Commercio padovano: l'ascesa dell'alimentare

Il sistema delle botteghe in centro, vera spina dorsale dell'economia padovana, da sempre caratterizzata dal commercio, sta cambiando radicalmente sotto la spinta della grande distribuzione, come confermano i dati dell'osservatorio di Confesercenti. La parte del leone la fa il commercio al dettaglio che detiene 656 attività su 958. La moda conta 271 punti vendita, ma cala del 18 per cento, a crescere, in maniera consistente, è il settore alimentare. 

Commercio padovano: l'ascesa dell'alimentare

Padova è città di “bottegari” (non certo in senso dispregiativo); il commercio rappresenta infatti il punto forte dell’economia cittadina, anche se le modalità e la prassi di rapporto tra cliente e negozio, soprattutto dopo l’avvento della grande distribuzione, sono profondamente cambiate.

Per questo, l’osservatorio economico di Confesercenti dal 2010 indaga sulle tendenze commerciali nelle principali via del centro storico, analizzando i mutamenti in corso nei tre settori, del commercio al dettaglio, del turismo e dei servizi. L’analisi prende in considerazione 17 aree commerciali composte da una o più vie o piazze.

Cosa sta succedendo
Nel centro storico il totale delle attività è pari a 958 di cui: 656 attività del commercio al dettaglio, 185 del turismo e 117 dei servizi. Nel settore del dettaglio il comparto della moda è quello maggiormente numeroso con 271 negozi; l’altro grande gruppo è quello alimentare; infine vi è un ambito generico in cui rientrano tutte le altre attività così catalogate, dall’antiquariato, all’arredamento, alle fiorerie; tra quest’ultima tipologia di esercizi “generici” sono le gioiellerie le maggiormente numerose con 46 negozi, a seguire quelli di arredo e oggettistica casa, con 37 punti vendita.

La zona “più chiusa” è quella di galleria Borromeo, che su 13 spazi commerciali ne ha 5 con le serrande abbassate (38 per cento). Nel turismo sono i bar gli esercizi con il numero maggiore, con 94 attività; seguono i ristoranti 38, e i take away 21 (creperia, piadineria, pizza per asporto, kebab).

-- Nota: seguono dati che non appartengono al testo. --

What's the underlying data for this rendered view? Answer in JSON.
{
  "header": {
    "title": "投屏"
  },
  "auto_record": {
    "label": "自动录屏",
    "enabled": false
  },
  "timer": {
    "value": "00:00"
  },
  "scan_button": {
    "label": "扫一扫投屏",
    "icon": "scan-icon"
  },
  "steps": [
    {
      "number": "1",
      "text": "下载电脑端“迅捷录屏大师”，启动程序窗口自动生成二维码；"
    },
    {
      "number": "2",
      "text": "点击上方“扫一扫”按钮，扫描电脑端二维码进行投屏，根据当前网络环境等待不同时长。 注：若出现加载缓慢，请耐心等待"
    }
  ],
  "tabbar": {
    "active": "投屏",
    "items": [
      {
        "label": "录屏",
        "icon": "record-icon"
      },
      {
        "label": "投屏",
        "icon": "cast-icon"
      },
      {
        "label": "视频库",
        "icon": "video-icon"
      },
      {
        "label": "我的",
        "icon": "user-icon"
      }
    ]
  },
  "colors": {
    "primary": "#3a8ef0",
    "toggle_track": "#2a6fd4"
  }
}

Per quanto riguarda il settore dei servizi, questo rappresenta il 12 per cento delle attività presenti nelle aree analizzate. Le agenzie immobiliari (30) seguite dai parrucchieri (28 attività) sono quelle maggiormente presenti. Il confronto con sei anni fa Nel 2010 (le aree d’indagine erano 15, senza via Manin, via Cavour, via 8 Febbraio e piazza Garibaldi, via Davila e via Risorgimento, via Barbarigo) le attività erano 869, oggi nelle stesse aree sono 844, 25 in meno, che equivale a una perdita del 3 per cento.

Un dato che se letto da solo non crea grandi allarmismi, ma se andiamo a vedere settore per settore, le sorprese non mancano. Nel dettaglio è il comparto moda ad avere la perdita maggiore, con meno 18 per cento, l’intimo perde quasi metà dei negozi, 11 in meno in sei anni. Segno positivo invece per l’alimentare, più 26 per cento

Commercio al dettaglio
Sono tre i fenomeni principali che si verificano nel commercio al dettaglio; il primo è nel comparto della moda che perde complessivamente il 18 per cento (sono meno 52 attività). Il secondo fenomeno si verifica nell’alimentare, che registra invece una crescita del 26 per cento (più 21 attività); infine, le altre attività non alimentari nel complesso segnano un calo del 7 per cento.

Turismo
Nel comparto turistico, compresi i bar e la ristorazione, si nota complessivamente una crescita dell’8 per cento (13 attività); l’aumento è tra le enoteche (più 4), mentre perdono i bar (meno 5), più 5 attività anche per ristoranti e 5 e per il take away (creperia, piadineria, pizza per asporto, kebab). Tengono, con un incremento, pure le agenzie di viaggio, a significare che queste attività, nonostante la crisi e il fenomeno del “fai da te”, offrono comunque servizi di qualità a cui il consumatore non vuole rinunciare. Servizi Nel comparto dei servizi, l’ exploit lo fanno le sartorie; aprono infatti 6 attività (il 120 per cento se pensiamo che nel 2010 erano 5 e oggi sono 11 in tutto il centro storico).